Breda explicou que nos EUA o Plea Bargain é responsável por 90% da solução dos casos criminais, portanto não se trata de um instituto, mas do sistema processual que impera no modelo norte-americano. “Essa importação mal feita do instituto de direito comparado se esquece de trazer na bagagem uma série de direitos e garantias que o sistema propõe para impedir ilegalidades e injustiças”, afirmou.
Outro ponto considerado grave pelo jurista é o fato de o projeto não prever nenhum benefício na declaração de culpa, além da atenuante da confissão, sem que haja tratativa e acordo do Ministério Público. Ele pontuou que nos EUA há regras para o recebimento da denúncia, para a instrução perante o júri e o estabelecimento da sentença. Há, ainda, um espaço reservado para a jurisdição, o que não ocorre na proposta apresentada pelo ministro. “Com esse modelo, o poder de decidir a fixação da pena, a forma de execução estará nas mãos do MP e o judiciário terá função de homologação”, disse.
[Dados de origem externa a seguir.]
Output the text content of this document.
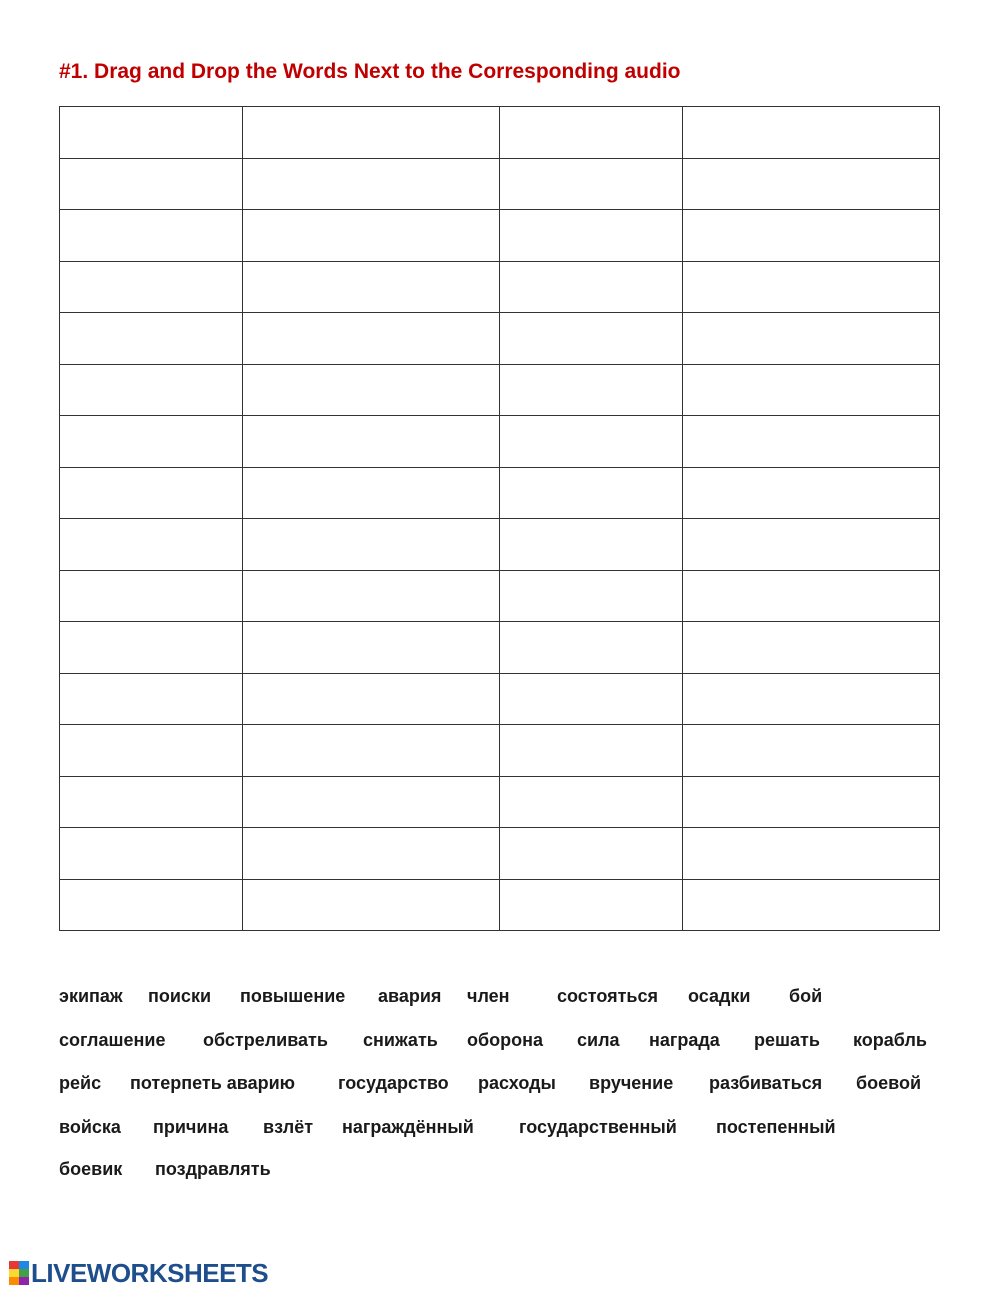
#1. Drag and Drop the Words Next to the Corresponding audio

экипаж поиски повышение авария член	состояться осадки бой
соглашение обстреливать снижать оборона сила награда решать корабль
рейс потерпеть аварию государство расходы вручение разбиваться боевой
войска причина взлёт награждённый	государственный постепенный
боевик поздравлять
LIVEWORKSHEETS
Para Breda, é evidente a absoluta falta de sistematização da proposta. “Sabe-se que o modelo do Plea Bargain é uma indústria de condenações injustas. O Processo Penal no Brasil não é a Lava-Jato. O Processo Penal de verdade não se constitui nessas grandes operações que estamos assistindo. Estas operações só servem para destruir as garantias dos acusados”, disse. “Um Processo Penal fictício em termos da tutela é a sentença condenatória transitada em julgado do fim dos direitos do cidadão brasileiro”, afirmou.
Encarceramento em massa
Com críticas contundentes ao projeto, o presidente da Comissão da Advocacia Criminal da OAB Paraná, Edward Carvalho, argumentou tratar-se de um projeto de financiamento, que irá promover um encarcerar em massa. “Aqueles que já não têm direito à defesa serão convencidos pela promotoria e pelo juiz a fazer acordos”, disse.
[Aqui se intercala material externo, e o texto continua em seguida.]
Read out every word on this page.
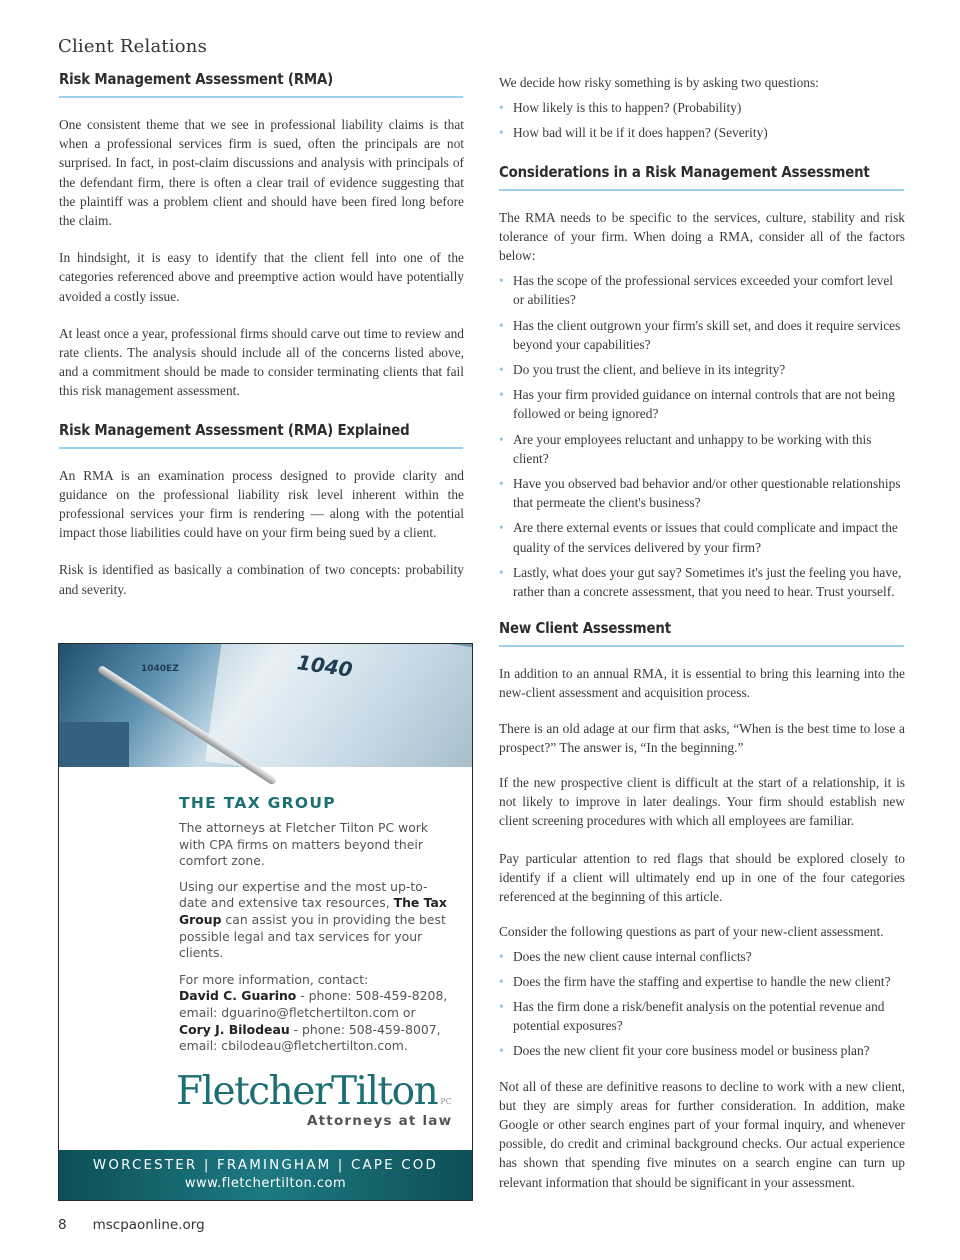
Client Relations
Risk Management Assessment (RMA)

One consistent theme that we see in professional liability claims is that when a professional services firm is sued, often the principals are not surprised. In fact, in post-claim discussions and analysis with principals of the defendant firm, there is often a clear trail of evidence suggesting that the plaintiff was a problem client and should have been fired long before the claim.

In hindsight, it is easy to identify that the client fell into one of the categories referenced above and preemptive action would have potentially avoided a costly issue.

At least once a year, professional firms should carve out time to review and rate clients. The analysis should include all of the concerns listed above, and a commitment should be made to consider terminating clients that fail this risk management assessment.

Risk Management Assessment (RMA) Explained

An RMA is an examination process designed to provide clarity and guidance on the professional liability risk level inherent within the professional services your firm is rendering — along with the potential impact those liabilities could have on your firm being sued by a client.

Risk is identified as basically a combination of two concepts: probability and severity.

1040
1040EZ
THE TAX GROUP

The attorneys at Fletcher Tilton PC work with CPA firms on matters beyond their comfort zone.

Using our expertise and the most up-to-date and extensive tax resources, The Tax Group can assist you in providing the best possible legal and tax services for your clients.

For more information, contact:
David C. Guarino - phone: 508-459-8208,
email: dguarino@fletchertilton.com or
Cory J. Bilodeau - phone: 508-459-8007,
email: cbilodeau@fletchertilton.com.

FletcherTilton PC
Attorneys at law
WORCESTER | FRAMINGHAM | CAPE COD
www.fletchertilton.com

We decide how risky something is by asking two questions:

• How likely is this to happen? (Probability)
• How bad will it be if it does happen? (Severity)
Considerations in a Risk Management Assessment

The RMA needs to be specific to the services, culture, stability and risk tolerance of your firm. When doing a RMA, consider all of the factors below:

• Has the scope of the professional services exceeded your comfort level or abilities?
• Has the client outgrown your firm's skill set, and does it require services beyond your capabilities?
• Do you trust the client, and believe in its integrity?
• Has your firm provided guidance on internal controls that are not being followed or being ignored?
• Are your employees reluctant and unhappy to be working with this client?
• Have you observed bad behavior and/or other questionable relationships that permeate the client's business?
• Are there external events or issues that could complicate and impact the quality of the services delivered by your firm?
• Lastly, what does your gut say? Sometimes it's just the feeling you have, rather than a concrete assessment, that you need to hear. Trust yourself.
New Client Assessment

In addition to an annual RMA, it is essential to bring this learning into the new-client assessment and acquisition process.

There is an old adage at our firm that asks, “When is the best time to lose a prospect?” The answer is, “In the beginning.”

If the new prospective client is difficult at the start of a relationship, it is not likely to improve in later dealings. Your firm should establish new client screening procedures with which all employees are familiar.

Pay particular attention to red flags that should be explored closely to identify if a client will ultimately end up in one of the four categories referenced at the beginning of this article.

Consider the following questions as part of your new-client assessment.

• Does the new client cause internal conflicts?
• Does the firm have the staffing and expertise to handle the new client?
• Has the firm done a risk/benefit analysis on the potential revenue and potential exposures?
• Does the new client fit your core business model or business plan?

Not all of these are definitive reasons to decline to work with a new client, but they are simply areas for further consideration. In addition, make Google or other search engines part of your formal inquiry, and whenever possible, do credit and criminal background checks. Our actual experience has shown that spending five minutes on a search engine can turn up relevant information that should be significant in your assessment.

8 mscpaonline.org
“Eu diria que o projeto é inócuo no que pretende. Li o projeto, e se prestarem atenção não tem nenhuma medida destinada a treinar e capacitar as polícias. Sabe-se que o que resolve a criminalidade é polícia na rua e o projeto propõe só aumentar o encarceramento e suprimir a defesa”, criticou.
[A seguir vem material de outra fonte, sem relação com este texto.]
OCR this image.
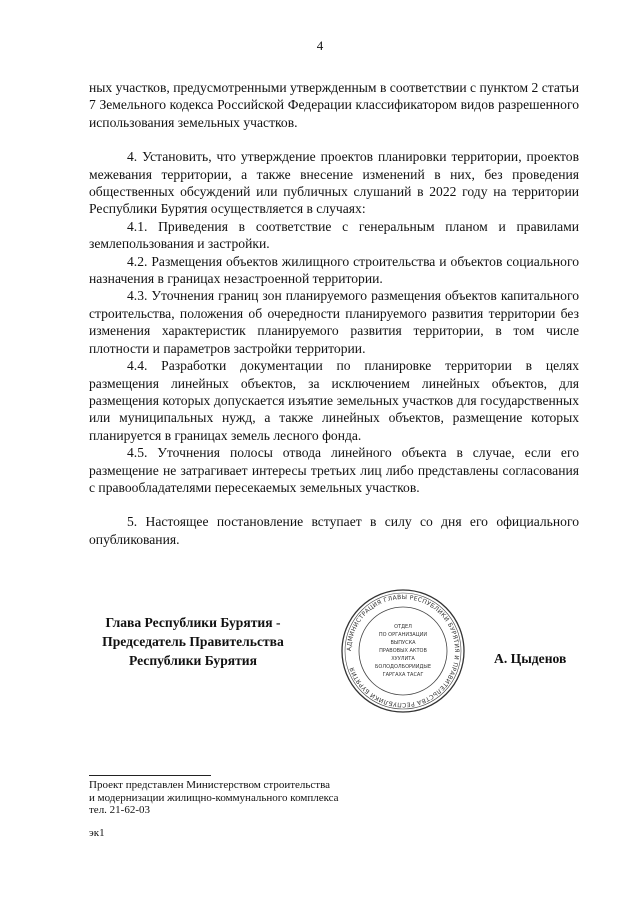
4

ных участков, предусмотренными утвержденным в соответствии с пунктом 2 статьи 7 Земельного кодекса Российской Федерации классификатором видов разрешенного использования земельных участков.

4. Установить, что утверждение проектов планировки территории, проектов межевания территории, а также внесение изменений в них, без проведения общественных обсуждений или публичных слушаний в 2022 году на территории Республики Бурятия осуществляется в случаях:

4.1. Приведения в соответствие с генеральным планом и правилами землепользования и застройки.

4.2. Размещения объектов жилищного строительства и объектов социального назначения в границах незастроенной территории.

4.3. Уточнения границ зон планируемого размещения объектов капитального строительства, положения об очередности планируемого развития территории без изменения характеристик планируемого развития территории, в том числе плотности и параметров застройки территории.

4.4. Разработки документации по планировке территории в целях размещения линейных объектов, за исключением линейных объектов, для размещения которых допускается изъятие земельных участков для государственных или муниципальных нужд, а также линейных объектов, размещение которых планируется в границах земель лесного фонда.

4.5. Уточнения полосы отвода линейного объекта в случае, если его размещение не затрагивает интересы третьих лиц либо представлены согласования с правообладателями пересекаемых земельных участков.

5. Настоящее постановление вступает в силу со дня его официального опубликования.

Глава Республики Бурятия -
Председатель Правительства
Республики Бурятия
АДМИНИСТРАЦИЯ ГЛАВЫ РЕСПУБЛИКИ БУРЯТИЯ И ПРАВИТЕЛЬСТВА РЕСПУБЛИКИ БУРЯТИЯ
ОТДЕЛ
ПО ОРГАНИЗАЦИИ
ВЫПУСКА
ПРАВОВЫХ АКТОВ
ХУУЛИТА
БОЛОДОЛБОРИИДЫЕ
ГАРГАХА ТАСАГ
А. Цыденов
Проект представлен Министерством строительства
и модернизации жилищно-коммунального комплекса
тел. 21-62-03
эк1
Na avaliação de Carvalho, trata-se de um projeto que reflete uma mente inquisitória, na medida em que demostra uma inabilidade e um desconhecimento de regras mínimas de direito. “Há 11 parágrafos que buscam regulamentar a solução negociada no Processo Penal brasileiro. Três tratam de um velho problema que é o patrimonialismo brasileiro. E a vítima no meio disso tudo? Já que estamos querendo proteger o cidadão, onde está o cidadão, a vítima nesse processo?”, afirmou, citando como exemplo o caso do banqueiro norte-americano Jeffrey Epstein, que fez um acordo de 18 meses com o governo da Flórida pelos crimes de exploração sexual de menores que cometeu.